Söring: Es fing alles an mit der Auslieferungshaft Ende der 80er Jahre. Damals sind meine Anwälte zum Europäischen Gerichtshof gegangen. Daraufhin gab es ein wegweisendes Urteil über Auslieferung und Todesstrafe. Es ist immer noch der führende Präzedenzfall in der internationalen Rechtsprechung und hatte bitterböse Reden im US-Kongress zur Folge. Der New Yorker Senator Alfonse D’Amato echauffierte sich darüber, dass ein angeblicher Mörder das wunderbare Rechtsystem der Vereinigten Staaten vor dem Europäischen Gerichtshof kritisierte. Diese Sozialisten in Europa sollten gefälligst den Amerikanern erlauben, ihre Mörder möglichst schnell hinzurichten. Denn es wurde vorausgesetzt, dass ich die Todesstrafe bekommen würde. Diese Diskussion hat eigentlich nie aufgehört.
Kultur Joker: Im Gefängnis sagt man Ihnen offen, dass Sie dort sterben sollen. Was macht das Leben für Sie lebenswert?

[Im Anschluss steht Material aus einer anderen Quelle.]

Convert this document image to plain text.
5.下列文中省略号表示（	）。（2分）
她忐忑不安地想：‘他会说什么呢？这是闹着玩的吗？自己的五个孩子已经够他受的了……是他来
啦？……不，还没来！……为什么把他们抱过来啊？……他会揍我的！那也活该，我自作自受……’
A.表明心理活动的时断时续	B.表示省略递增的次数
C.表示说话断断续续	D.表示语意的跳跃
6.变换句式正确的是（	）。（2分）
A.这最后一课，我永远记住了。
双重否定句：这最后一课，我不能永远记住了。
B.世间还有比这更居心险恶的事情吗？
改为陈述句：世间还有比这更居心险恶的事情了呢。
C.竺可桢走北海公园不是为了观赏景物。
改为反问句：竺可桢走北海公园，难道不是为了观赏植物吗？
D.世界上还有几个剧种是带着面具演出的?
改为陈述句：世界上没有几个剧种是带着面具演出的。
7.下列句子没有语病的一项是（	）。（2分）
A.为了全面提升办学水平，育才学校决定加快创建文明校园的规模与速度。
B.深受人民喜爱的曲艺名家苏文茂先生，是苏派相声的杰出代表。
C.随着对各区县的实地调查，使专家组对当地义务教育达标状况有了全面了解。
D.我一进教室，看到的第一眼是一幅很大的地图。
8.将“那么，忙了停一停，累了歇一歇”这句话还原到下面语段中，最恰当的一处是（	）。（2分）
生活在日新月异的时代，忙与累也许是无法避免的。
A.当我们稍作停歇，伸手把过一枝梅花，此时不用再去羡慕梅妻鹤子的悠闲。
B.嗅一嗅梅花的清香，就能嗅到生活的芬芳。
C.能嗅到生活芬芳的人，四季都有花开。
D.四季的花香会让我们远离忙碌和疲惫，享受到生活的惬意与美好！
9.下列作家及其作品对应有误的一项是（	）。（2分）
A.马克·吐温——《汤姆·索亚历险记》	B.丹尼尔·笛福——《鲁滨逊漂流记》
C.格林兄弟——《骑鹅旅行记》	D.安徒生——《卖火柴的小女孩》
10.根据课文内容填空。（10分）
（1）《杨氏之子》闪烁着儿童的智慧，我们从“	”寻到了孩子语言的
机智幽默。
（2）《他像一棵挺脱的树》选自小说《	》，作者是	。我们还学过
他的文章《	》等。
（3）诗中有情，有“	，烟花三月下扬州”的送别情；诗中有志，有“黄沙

Söring: Kämpfen. So ist es. Ich weiß gar nicht, ob ich damit aufhören könnte. Der Gedanke kommt mir nicht. Solang ich kann, kämpfe ich. Ich habe ja auch etwas, womit ich kämpfen kann und ich bin nicht allein. Ich habe viele Freunde, die mich unterstützen. Gewohnheit ist auch ein Grund, weiterzumachen. In gewisser Weise macht das Kämpfen ja auch ein bisschen Spaß. Mir wird oft gesagt, dass man mich beobachtet, wie ich jeden Tag am Schreibtisch sitze und wie wild schufte. Zwölf bis 14 Stunden am Tag. Und wie ich dann auf den Sportplatz rausgehe, jogge und Klimmzüge mache. Ich bin ein Sportfanatiker. Man sagt mir, ich gebe anderen Menschen Hoffnung. Das höre ich nicht nur von Mitgefangenen, sondern auch von Freunden aus der Außenwelt.
Kultur Joker: Und wie verhält es sich mit Freundschaften im Knast?
Söring: Es ist sehr schwierig, jemanden zu finden, dem man Vertrauen kann. Denn wer in großer Not ist, tut Dinge, die man sonst nicht tun würde. Zum jetzigen Zeitpunkt habe ich vielleicht einen auf der Ebene einer Freundschaft. Wir kennen uns noch aus meinem vorherigen Gefängnis. Man muss sich schon viele Jahre kennen, bevor man einem Mitgefangenen halbwegs vertrauen kann. Wenn mir mal so richtig zum Heulen ist, zeige ich das besser nicht.
Kultur Joker: Sie sagen, das größte Geheimnis, im Knast zu überleben, ist, keine Angst zu zeigen. Wie schafft man das?
Söring: Indem man ein Pokerface aufsetzt. Ich kann das prima. Wer das allerkleinste Zeichen von Schwäche zeigt, überlebt hier nicht. Zuerst mal wird man vergewaltigt. Man wird zum Sexsklaven, die werden hier „Punks“ genannt. 20 Prozent aller Gefangenen werden jedes Jahr unter Drohungen dazu gezwungen, Sex gegen ihren Willen zu haben, und zehn Prozent werden brutal vergewaltigt. Bei 2,3 Millionen Gefangenen insgesamt sind das weit mehr als 400.000 Vergewaltigungen pro Jahr. Das wird öffentlich akzeptiert, es gab darüber Anhörungen vor dem Kongress.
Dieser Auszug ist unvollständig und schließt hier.